改革を進めるなかで最初に取り組んだのが、学部をまたがって共通する業務の集約化。これまでは各学部に設置していた、入試関連業務、学生支援業務、研究費や経費管理業務などから、各学部に共通する部分を集約することで効率化をはかりました。2011年には、およそ130か所で分散処理していた「支払請求伝票」の処理を段階的に集中化させるプロジェクトが開始しました。ところがプロジェクトを推進していくと、業務の集約には新たに20名ほどの人員が必要になることが判明。「ならばロボットを導入しては?」と、生産性向上策の一つとして候補に挙げられたのがRPAでした。検討開始からわずか5週間でトライアルロボットを開発し、2018年から実際に運用を開始したところ、創出時間は40,000時間を超え、導入効果は64.7%となりました。
「マニュアル化や現場への教育を含めると、運用開始までに要した時間は3か月ほど。でも、効果は想定以上でした。長年システム開発の仕事をやってきましたが、システムを導入して現場から良かったと言われることはほとんどない。こんなに感謝されたのは初めてです(笑)いまでは現場の職員も、新しい業務にどんどんRPAを導入していこうと取り組んでいます」と、神馬氏は語ります。
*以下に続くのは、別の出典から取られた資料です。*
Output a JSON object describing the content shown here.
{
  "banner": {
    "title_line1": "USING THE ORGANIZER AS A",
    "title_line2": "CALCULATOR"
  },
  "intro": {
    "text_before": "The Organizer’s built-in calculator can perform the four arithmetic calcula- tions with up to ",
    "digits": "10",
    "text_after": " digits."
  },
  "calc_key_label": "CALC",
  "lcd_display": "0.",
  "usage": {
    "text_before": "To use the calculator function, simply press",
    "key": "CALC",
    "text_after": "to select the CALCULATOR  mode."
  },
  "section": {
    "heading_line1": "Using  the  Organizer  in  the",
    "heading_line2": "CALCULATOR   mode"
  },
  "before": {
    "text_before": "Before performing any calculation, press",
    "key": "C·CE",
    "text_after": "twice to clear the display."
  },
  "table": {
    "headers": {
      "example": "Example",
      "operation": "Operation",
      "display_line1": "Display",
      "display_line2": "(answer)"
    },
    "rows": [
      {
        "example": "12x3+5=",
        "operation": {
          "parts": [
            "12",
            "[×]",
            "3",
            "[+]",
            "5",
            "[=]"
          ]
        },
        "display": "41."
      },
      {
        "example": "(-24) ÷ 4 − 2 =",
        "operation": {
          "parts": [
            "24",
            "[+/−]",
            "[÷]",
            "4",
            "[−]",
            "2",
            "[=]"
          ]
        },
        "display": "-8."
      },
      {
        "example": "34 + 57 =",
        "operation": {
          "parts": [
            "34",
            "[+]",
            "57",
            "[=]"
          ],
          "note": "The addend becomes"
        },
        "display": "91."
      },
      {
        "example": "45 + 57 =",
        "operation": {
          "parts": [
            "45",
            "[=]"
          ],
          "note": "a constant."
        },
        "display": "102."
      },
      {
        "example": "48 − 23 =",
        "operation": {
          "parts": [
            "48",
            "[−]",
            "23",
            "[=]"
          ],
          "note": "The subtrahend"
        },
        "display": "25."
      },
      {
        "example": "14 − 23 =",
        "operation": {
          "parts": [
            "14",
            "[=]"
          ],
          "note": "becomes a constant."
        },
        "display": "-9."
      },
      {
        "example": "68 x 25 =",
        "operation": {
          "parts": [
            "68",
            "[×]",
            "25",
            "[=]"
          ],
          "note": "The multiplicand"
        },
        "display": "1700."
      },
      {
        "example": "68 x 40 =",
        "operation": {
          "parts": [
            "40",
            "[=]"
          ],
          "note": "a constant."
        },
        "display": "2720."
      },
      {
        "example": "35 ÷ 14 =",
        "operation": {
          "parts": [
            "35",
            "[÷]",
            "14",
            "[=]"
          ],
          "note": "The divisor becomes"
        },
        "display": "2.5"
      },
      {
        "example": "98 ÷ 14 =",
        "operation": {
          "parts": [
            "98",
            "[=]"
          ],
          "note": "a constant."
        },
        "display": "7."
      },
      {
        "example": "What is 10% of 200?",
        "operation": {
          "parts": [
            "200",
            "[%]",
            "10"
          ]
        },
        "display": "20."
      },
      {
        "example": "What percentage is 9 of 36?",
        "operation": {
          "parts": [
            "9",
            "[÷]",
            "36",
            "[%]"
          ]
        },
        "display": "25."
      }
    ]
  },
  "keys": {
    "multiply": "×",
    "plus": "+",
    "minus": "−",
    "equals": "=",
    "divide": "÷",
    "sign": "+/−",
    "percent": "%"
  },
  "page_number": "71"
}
続いて株式会社早稲田大学アカデミックソリューションの櫻井氏より、RPAの全学展開プロジェクトの運営体制やガバナンスに関してご紹介いただきました。全学展開を推進するにあたり、業務にかかる時間削減やコストの面だけではなく、RPA導入によって生まれる新たな付加価値にも注目して効果を測定しました。全学展開プロジェクトでは情報企画部だけなく、人事部や総務部、経営企画課が一丸となり、RPAの開発も、現場のユーザーとIT部門も共同でおこなう「ハイブリッド型」で推進。ガバナンスの体制やライフサイクル、導入対象業務の選定基準などを制定し、専任職員にはオンライントレーニングを用意するなど、RPA導入の推進モデル構築も入念におこなわれました。2018年度に新たに開発・運用したロボットは14件に上り、すべて合わせれば年間約41,500時間の削減効果を上げています。
現在では、新たな取り組みとして、学内で勤務する学生スタッフ(Student Job)によるRPA開発や、AIの活用による高度な自動化に対する取り組みにも着手しています。「皆さんもRPA適用可能な業務や処理をイメージしてみてください。創出された時間の使い方は様々です」と櫻井氏は締めくくりました。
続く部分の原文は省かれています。